Le constat collectif qui nous rassemble
Il faut bien et vite se rendre à l’évidence : nous convergeons tous sur la nécessité d’opérer un virage radical face à la menace climatique et écologique. Il est clair que cette « cause commune » qui dépasse toutes les autres, doit nous rassembler comme les membres d’un équipage en cas d’avarie… Il s’agit juste de maintenir l’habitabilité de la terre ! Ce défi requiert toutes nos forces de solidarité et de créativité pour organiser un nouveau contrat social, une sorte de « contrat naturel » comme le préconisait Michel Serres en… 1990 ! La conscience de l’urgence est bien là, l’heure est à l’action…
Puisqu’il faut faire « cause commune »
Nous avons moins de trente ans – soit une génération – pour réaliser la transformation radicale d’un modèle économique basé sur les énergies fossiles qui s’est construit en deux siècles !
La confrontation à l’urgence sanitaire liée à la Covid nous montre aujourd’hui, combien nous devons réajuster nos modèles de production à des priorités nouvelles. Elle témoigne d’un désir collectif à réinvestir des chaînes valeurs locales ou qui font sens. Et il s’agit de vivre mieux ! Quantité d’innovations et de coopérations organisationnelles confirment que l’on peut tabler sur des pratiques sobres (réduction des ressources et des énergies consommées), des boucles circulaires (réemploi, recyclage) mais aussi des modèles d’affaires contributifs ou régénérateurs écologiquement et socialement.
Redéfinir la notion de performance économique
Le Pacte vert européen constitue un socle qui a permis «la modification de 54 lois européennes – sur la finance, la biodiversité, l’économie circulaire, le marché du carbone, la taxonomie verte, les batteries… » se plaît à rappeler Pascal Canfin, l’eurodéputé, président de la Commission de l’environnement, de la santé publique et de la sécurité alimentaire du Parlement européen.

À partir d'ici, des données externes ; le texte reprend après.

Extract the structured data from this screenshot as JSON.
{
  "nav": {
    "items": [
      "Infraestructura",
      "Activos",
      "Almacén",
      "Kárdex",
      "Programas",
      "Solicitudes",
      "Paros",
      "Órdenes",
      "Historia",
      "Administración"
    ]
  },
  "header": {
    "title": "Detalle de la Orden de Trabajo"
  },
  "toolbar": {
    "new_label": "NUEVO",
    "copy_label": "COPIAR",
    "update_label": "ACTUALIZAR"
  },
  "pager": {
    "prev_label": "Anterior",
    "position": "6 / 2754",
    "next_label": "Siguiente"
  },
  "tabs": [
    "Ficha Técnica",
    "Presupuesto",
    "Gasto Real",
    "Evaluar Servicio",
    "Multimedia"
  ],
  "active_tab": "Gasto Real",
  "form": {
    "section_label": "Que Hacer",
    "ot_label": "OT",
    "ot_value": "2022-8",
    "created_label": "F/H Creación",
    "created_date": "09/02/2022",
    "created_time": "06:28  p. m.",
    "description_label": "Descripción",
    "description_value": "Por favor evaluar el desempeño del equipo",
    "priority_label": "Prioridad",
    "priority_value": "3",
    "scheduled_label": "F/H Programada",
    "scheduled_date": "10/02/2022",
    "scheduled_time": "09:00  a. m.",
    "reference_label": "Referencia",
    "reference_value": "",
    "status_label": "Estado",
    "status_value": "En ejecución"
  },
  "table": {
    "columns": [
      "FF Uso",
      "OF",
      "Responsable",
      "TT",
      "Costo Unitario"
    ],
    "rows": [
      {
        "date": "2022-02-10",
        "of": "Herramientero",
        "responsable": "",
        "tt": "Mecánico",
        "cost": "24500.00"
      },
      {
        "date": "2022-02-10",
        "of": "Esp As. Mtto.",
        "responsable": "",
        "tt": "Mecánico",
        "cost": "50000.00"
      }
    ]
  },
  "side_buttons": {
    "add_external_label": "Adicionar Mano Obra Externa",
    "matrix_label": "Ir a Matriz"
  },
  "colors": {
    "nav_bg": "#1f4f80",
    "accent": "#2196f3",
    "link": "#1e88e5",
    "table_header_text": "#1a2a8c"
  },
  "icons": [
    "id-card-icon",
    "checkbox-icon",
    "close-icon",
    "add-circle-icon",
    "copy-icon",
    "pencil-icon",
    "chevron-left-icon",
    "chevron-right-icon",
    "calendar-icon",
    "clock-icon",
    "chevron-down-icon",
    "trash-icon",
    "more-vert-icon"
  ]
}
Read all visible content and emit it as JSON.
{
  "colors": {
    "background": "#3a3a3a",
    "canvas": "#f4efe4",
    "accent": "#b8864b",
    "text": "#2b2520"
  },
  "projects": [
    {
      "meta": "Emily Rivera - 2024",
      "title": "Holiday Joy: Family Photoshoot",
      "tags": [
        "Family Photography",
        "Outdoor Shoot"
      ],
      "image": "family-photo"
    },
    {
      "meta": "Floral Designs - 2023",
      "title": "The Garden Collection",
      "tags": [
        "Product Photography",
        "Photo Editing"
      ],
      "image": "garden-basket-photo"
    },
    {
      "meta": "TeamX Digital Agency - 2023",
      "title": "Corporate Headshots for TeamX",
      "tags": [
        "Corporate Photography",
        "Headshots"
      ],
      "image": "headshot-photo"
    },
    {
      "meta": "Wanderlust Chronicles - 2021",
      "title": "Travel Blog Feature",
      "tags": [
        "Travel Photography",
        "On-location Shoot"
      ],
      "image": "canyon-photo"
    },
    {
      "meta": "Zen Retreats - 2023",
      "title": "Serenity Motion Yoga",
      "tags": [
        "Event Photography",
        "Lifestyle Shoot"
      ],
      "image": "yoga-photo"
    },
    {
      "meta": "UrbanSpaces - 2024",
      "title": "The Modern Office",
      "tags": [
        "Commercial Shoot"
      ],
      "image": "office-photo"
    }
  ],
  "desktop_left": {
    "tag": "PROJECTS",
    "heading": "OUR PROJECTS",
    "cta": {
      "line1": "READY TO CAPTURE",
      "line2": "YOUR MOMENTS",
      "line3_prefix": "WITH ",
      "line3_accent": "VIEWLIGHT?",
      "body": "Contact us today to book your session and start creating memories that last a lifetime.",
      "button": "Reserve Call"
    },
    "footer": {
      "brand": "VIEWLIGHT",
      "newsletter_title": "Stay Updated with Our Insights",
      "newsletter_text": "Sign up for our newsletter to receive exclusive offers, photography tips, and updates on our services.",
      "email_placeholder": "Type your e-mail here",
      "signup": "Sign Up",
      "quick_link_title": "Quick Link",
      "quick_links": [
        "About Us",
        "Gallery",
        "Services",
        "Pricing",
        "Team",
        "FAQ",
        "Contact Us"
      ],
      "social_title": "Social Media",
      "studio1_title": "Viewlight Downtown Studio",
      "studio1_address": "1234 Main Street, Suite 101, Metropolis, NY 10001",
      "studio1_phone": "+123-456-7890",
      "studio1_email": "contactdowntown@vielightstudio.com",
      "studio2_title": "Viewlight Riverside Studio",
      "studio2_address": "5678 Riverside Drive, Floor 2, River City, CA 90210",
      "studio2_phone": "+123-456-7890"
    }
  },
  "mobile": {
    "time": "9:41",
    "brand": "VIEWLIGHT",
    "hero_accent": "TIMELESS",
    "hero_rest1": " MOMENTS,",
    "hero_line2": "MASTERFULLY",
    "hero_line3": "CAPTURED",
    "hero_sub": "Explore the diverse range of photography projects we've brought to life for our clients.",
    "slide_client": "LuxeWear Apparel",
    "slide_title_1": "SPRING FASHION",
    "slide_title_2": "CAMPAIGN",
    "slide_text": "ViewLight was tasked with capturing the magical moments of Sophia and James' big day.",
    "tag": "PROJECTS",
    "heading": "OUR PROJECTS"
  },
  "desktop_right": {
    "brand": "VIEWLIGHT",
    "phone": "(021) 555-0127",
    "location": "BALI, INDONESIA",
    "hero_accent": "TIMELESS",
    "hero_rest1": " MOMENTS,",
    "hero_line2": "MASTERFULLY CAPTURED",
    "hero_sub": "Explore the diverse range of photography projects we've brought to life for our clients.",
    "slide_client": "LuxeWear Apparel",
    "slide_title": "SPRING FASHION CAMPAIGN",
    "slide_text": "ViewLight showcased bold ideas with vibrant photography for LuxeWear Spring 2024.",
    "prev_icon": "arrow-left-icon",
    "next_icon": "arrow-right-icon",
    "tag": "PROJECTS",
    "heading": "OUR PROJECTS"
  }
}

Dans ce contexte, nous pouvons donner une nouvelle cohérence à notre économie en remettant en cause des indicateurs erronés comme le PIB (à remplacer par les nouveaux indicateurs de richesse), ou au minimum à le relativiser, et en se référant à de nouvelles valeurs de performance écologique et sociale.
Il s’agit d’accélérer ce changement systémique de notre économie en amenant les organisations à rendre des comptes sur leurs impacts (en les mesurant) et à attester de leur viabilité. Pour ce faire, la transformation des normes comptables va devenir une nécessité pour les investisseurs qui veulent vérifier l’absence d’exposition aux risques. En effet, nos cadres comptables sont aveugles aux biens communs (eau, air, sols, biodiversité…). L’élargissement des comptabilités aux dimensions naturelles et sociales est indispensable pour donner à tous les acteurs un miroir fidèle des activités des entreprises. Cette valorisation des performances environnementales et sociales permet de réintégrer partout dans l’économie les vrais coûts liés aux émissions de gaz à effet de serre, aux pollutions à nettoyer, aux ressources à régénérer… sans les faire porter par les citoyens-habitants de la planète, présents et futurs !
Favoriser les dynamiques territoriales
La France regorge d’initiatives de tous ordres dans ses territoires : nouvelles pratiques agricoles, mobilités douces, écohabitats, formes multiples d’entreprises et d’associations de l’économie sociale et solidaire… Pour faciliter l’émergence de nouvelles filières textiles, chimies ou énergies vertes, rénovation des bâtiments, et tisser la solidarité au cœur de l’économie, nous proposons d’établir des « contrats de transition » dans chaque territoire en fédérant les projets citoyens, l’entreprise au niveau local et en mobilisant les étudiants, universités, centres de formations et grandes Écoles. Il s’agit de coconstruire des trajectoires d’adaptation, de réorientation voire de « renoncement », pour promouvoir une politique du long terme et de la maintenance ». L’horizon est bien de développer une autonomie alimentaire et énergétique.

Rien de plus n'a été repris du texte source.